Grant: 5460-18 | Career Development Program (CDP):
Location:Sloan Kettering Institute for Cancer Research, New York, New York 10087
Project Title: Defining The Molecular Determinants Of Cysteine Acquisition And Redox Homeostasis In B Cell LymphomaProject Summary:
A key feature of blood cancer cells is the adaptation of their internal cellular metabolism to support nutrient utilization for continuous cell proliferation. Excessive nutrient consumption results in increased levels of reactive oxygen species (ROS). Since increased ROS levels are toxic, there must be countermeasures in place in order for the tumor cell to survive. It is therefore critical for these cancer cells to increase antioxidant capacity in order to overcome the oxidative stress caused by ROS during cancer progression. My research is designed to provide novel insights into the metabolic basis of how cancer cells regulate oxidative stress to maintain an appropriate equilibrium for their own survival. This process of maintaining equilibrium is called “redox homeostasis.”
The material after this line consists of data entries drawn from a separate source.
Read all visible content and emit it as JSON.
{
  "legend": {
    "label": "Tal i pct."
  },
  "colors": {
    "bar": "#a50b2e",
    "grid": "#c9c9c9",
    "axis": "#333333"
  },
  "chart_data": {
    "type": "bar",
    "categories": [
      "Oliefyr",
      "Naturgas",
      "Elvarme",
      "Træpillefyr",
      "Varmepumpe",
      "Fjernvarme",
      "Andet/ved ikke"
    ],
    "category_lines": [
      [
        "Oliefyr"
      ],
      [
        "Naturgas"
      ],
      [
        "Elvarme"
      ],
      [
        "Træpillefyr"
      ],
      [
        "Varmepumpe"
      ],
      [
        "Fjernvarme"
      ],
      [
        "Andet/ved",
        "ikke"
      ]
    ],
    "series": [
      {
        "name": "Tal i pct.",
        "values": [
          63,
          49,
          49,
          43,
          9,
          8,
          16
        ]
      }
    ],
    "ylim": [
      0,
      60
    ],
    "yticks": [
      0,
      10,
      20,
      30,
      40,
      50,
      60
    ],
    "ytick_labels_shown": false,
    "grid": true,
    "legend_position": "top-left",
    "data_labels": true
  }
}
My preliminary results suggest that two mechanisms function to maintain redox balance in cancer cells and that most cancer cells are committed to one or the other mechanism. It is thought that many blood cancer cells preferentially depend only on the mechanism that creates the amino acid cysteine by modifying another amino acid, which then is converted into the ROS scavenger glutathione. My research will employ metabolic analysis and biochemical approaches to investigate the molecular basis of redox controls and apply various cellular assays to evaluate the functional significance of these controls. My research may reveal critical knowledge of how blood cancer cells maintain redox homeostasis and may also contribute to advances in the clinical treatment of these cancers. Pharmacological inhibitors are currently available to target the metabolic pathway that supports redox balance in blood cancer cells. These chemicals may be adapted and tested for clinical use. Furthermore, the proposed mechanism reveals the metabolic vulnerability of these cancer cells. Therefore, a specific diet may be applied clinically, alone or in combination with standard chemotherapeutics, which may lead to better outcomes for some blood cancer patients.